For the current project, I have to cluster Alfresco 3.2r Enterprise. We have a mini 2-node cluster. Although hibernate L2 cache replication works correctly (you have to rename ehcache-custom.xml.sample.cluster, which was not totally clear after reading the documentation), I went for session replication, which the docs state as supported. Now, only the session replication was missing. (There seems to be a bug which makes session replication fail, but I had no time to verify it. Anyway, I wanted to go ahead and learn how to configure tomcat for session replication and fail-over.)

As I had not much idea of configuring tomcat, I picked up an existing tomcat 6.0.20 instance and a small session example. The I configured tomcat, following the session replication / cluster how-to. Finally, I copied the tomcat instance and changed any colliding ports.

But I was not able to make it work. I was looking into the log for any message about my instances following the cluster, but without luck. After trying other ports, reconfiguring the network to support multicast ping (icmp), googleing around, reading a lot of docs, etc. I found a email message (which I can't find anymore), suggesting that there is a bug in tomcat-6.0.20 not sending multicasts for cluster instance detection!
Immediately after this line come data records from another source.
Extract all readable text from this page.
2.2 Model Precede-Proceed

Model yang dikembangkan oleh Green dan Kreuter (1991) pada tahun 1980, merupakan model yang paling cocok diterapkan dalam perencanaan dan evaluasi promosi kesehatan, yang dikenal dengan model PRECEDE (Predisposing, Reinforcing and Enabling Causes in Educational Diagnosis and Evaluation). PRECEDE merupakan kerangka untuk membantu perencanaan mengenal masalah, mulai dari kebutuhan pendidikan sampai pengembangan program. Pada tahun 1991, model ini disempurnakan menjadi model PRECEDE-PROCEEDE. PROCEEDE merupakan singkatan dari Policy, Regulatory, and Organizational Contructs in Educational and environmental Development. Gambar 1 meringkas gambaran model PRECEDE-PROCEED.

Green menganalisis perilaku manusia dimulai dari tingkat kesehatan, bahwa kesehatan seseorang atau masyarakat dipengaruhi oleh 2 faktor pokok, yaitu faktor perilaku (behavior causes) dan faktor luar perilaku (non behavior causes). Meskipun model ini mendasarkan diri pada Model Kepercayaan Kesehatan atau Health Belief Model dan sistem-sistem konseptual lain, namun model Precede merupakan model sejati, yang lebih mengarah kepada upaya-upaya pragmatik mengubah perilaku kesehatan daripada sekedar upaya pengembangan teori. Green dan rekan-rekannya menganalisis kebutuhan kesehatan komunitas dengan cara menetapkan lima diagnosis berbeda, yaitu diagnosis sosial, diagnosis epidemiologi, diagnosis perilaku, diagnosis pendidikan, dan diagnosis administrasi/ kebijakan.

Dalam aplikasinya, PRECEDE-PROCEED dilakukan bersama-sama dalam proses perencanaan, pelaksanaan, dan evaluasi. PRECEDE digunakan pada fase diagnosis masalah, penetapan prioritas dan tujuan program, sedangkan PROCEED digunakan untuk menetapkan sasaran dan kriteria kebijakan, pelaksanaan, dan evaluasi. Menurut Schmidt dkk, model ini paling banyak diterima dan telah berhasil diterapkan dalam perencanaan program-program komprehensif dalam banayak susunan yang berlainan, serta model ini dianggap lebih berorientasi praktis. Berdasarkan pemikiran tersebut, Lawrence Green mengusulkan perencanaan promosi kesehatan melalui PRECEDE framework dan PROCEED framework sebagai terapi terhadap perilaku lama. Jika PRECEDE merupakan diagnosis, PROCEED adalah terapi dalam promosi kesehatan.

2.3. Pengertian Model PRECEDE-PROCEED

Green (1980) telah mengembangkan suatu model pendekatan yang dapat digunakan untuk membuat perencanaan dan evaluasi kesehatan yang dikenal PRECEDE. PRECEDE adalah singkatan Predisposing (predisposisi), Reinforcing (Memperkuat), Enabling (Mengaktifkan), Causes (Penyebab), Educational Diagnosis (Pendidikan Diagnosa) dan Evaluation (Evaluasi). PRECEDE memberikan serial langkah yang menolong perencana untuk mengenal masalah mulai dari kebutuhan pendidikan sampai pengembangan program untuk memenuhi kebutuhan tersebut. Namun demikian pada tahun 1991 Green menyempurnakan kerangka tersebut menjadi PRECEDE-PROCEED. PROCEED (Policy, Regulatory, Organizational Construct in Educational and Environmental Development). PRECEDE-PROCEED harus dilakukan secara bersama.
I downloaded immediately a new version (6.0.29) and configured the two instances. It worked at the first attempt.

I use Apache proxy_balancer to test the instances. Here goes my Apache config file:
<Location /balancer-manager>
SetHandler balancer-manager
</Location>

<Proxy balancer://ajpCluster>
BalancerMember ajp://localhost:8809 route=jvm1
BalancerMember ajp://localhost:8810 route=jvm2
</Proxy>

<Location /sessiontest>
ProxyPass balancer://ajpCluster/sessiontest stickysession=JSESSIONID nofailover=off
</Location>

<Location /favicon.ico>
ProxyPass balancer://ajpCluster/favicon.ico
</Location>

The "route" parameter of BalanceMember adds just its value to the session id. The /balancer-manager url helps you to debug the cluster, displaying if both instances accept requests, how may have been processed, and to enable or disable any instances. As we can see here, my tomcat instances are listening for AJP requests on ports 8809 and 8810.
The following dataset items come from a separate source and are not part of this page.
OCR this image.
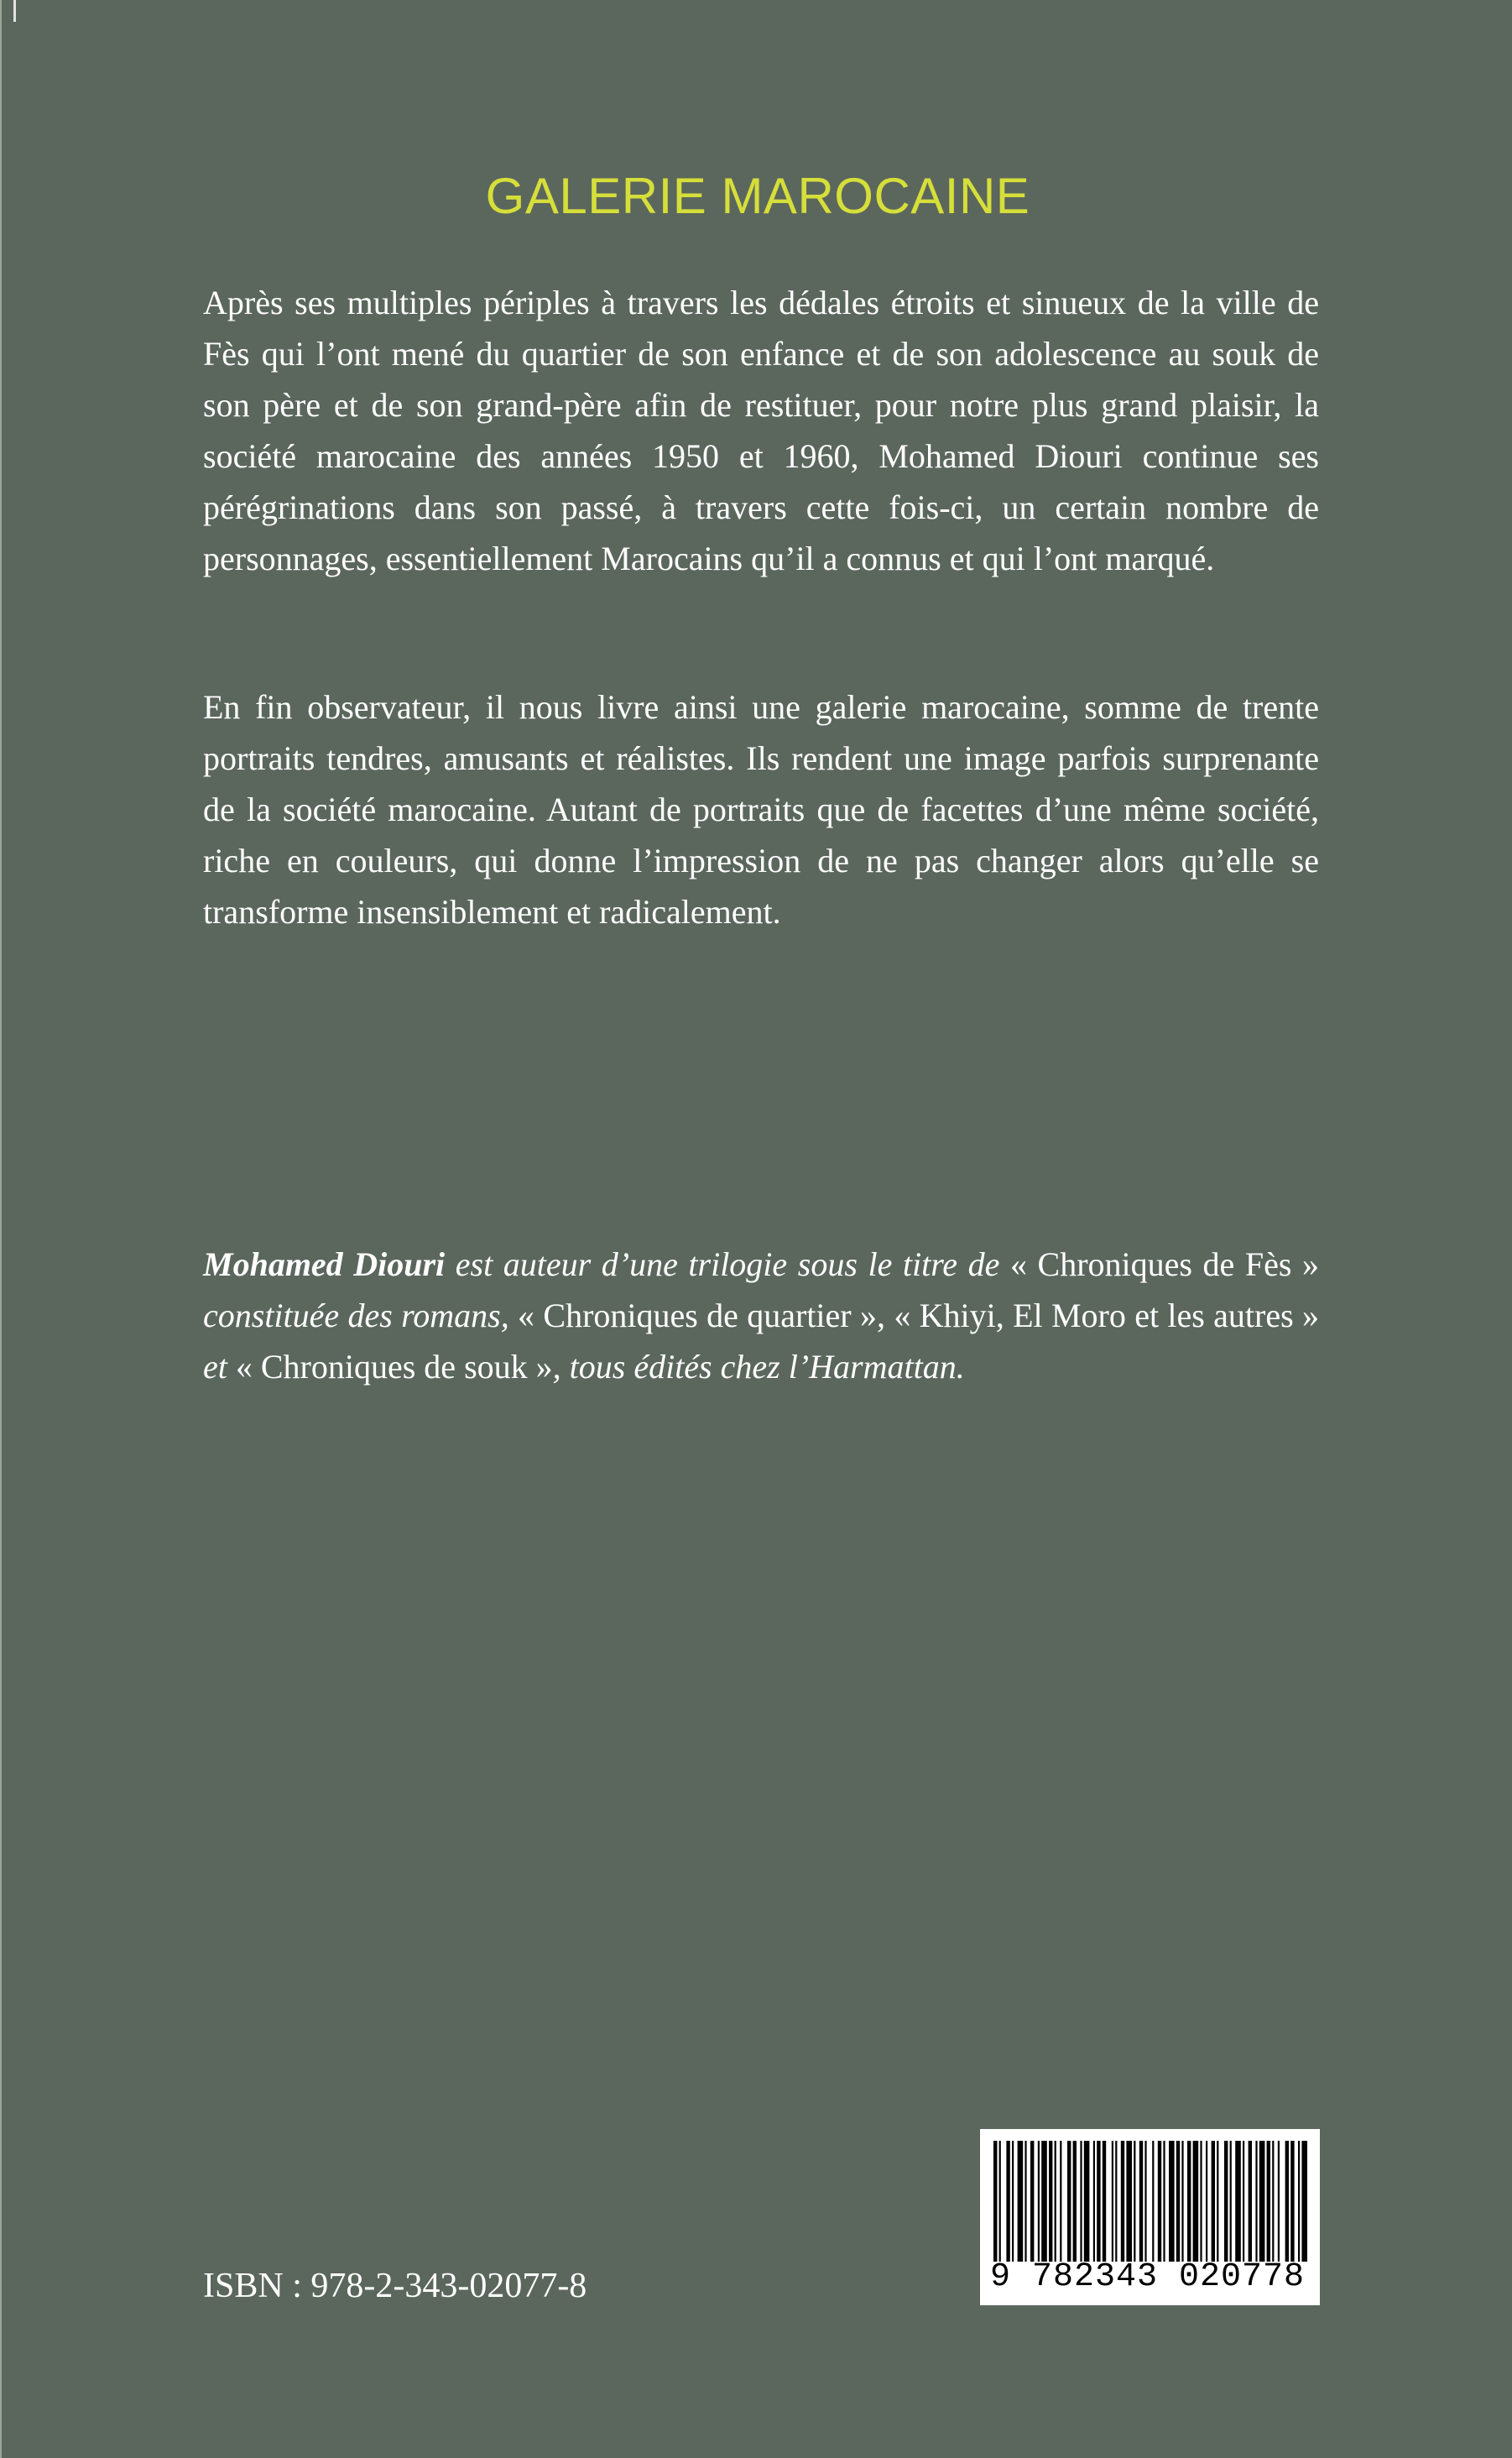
GALERIE MAROCAINE

Après ses multiples périples à travers les dédales étroits et sinueux de la ville de Fès qui l’ont mené du quartier de son enfance et de son adolescence au souk de son père et de son grand-père afin de restituer, pour notre plus grand plaisir, la société marocaine des années 1950 et 1960, Mohamed Diouri continue ses pérégrinations dans son passé, à travers cette fois-ci, un certain nombre de personnages, essentiellement Marocains qu’il a connus et qui l’ont marqué.

En fin observateur, il nous livre ainsi une galerie marocaine, somme de trente portraits tendres, amusants et réalistes. Ils rendent une image parfois surprenante de la société marocaine. Autant de portraits que de facettes d’une même société, riche en couleurs, qui donne l’impression de ne pas changer alors qu’elle se transforme insensiblement et radicalement.

Mohamed Diouri est auteur d’une trilogie sous le titre de « Chroniques de Fès » constituée des romans, « Chroniques de quartier », « Khiyi, El Moro et les autres » et « Chroniques de souk », tous édités chez l’Harmattan.

ISBN : 978-2-343-02077-8	9 782343 020778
Here goes the interesting part of my conf/server.xml of both (the have just different ports):
<Engine name="Catalina" defaultHost="localhost" jvmRoute="jvm1">

<Cluster className="org.apache.catalina.ha.tcp.SimpleTcpCluster"
channelSendOptions="8">
<Manager className="org.apache.catalina.ha.session.DeltaManager"
expireSessionsOnShutdown="false"
notifyListenersOnReplication="true"/>

<Channel className="org.apache.catalina.tribes.group.GroupChannel">

<Membership className="org.apache.catalina.tribes.membership.McastService"
address="228.0.0.4"
ttl="15"
port="45564"
frequency="500"
dropTime="3000" />

<Receiver className="org.apache.catalina.tribes.transport.nio.NioReceiver"
address="auto"
port="4200"
autoBind="100"
selectorTimeout="5000"
maxThreads="6" />

<Sender className="org.apache.catalina.tribes.transport.ReplicationTransmitter">
<Transport className="org.apache.catalina.tribes.transport.nio.PooledParallelSender"/>
</Sender>

<Interceptor className="org.apache.catalina.tribes.group.interceptors.TcpFailureDetector"/>

<Interceptor className="org.apache.catalina.tribes.group.interceptors.MessageDispatch15Interceptor"/>

</Channel>
<Valve className="org.apache.catalina.ha.tcp.ReplicationValve"
filter=".*\.gif;.*\.js;.*\.jpg;.*\.htm;.*\.html;.*\.txt;" />

<Deployer className="org.apache.catalina.ha.deploy.FarmWarDeployer"
tempDir="/tmp/war-temp/"
deployDir="/tmp/war-deploy/"
watchDir="/tmp/war-listen/"
watchEnabled="false" />

<ClusterListener className="org.apache.catalina.ha.session.JvmRouteSessionIDBinderListener"/>

<ClusterListener className="org.apache.catalina.ha.session.ClusterSessionListener"/>
</Cluster>
...
</Engine>


Take into account that you just have to change all enabled connector (HTTP, HTTPS, AJP, SHUTDOWN) ports and the cluster message Receiver port (4200, in the example above) for the tomcat instances which work in the machine.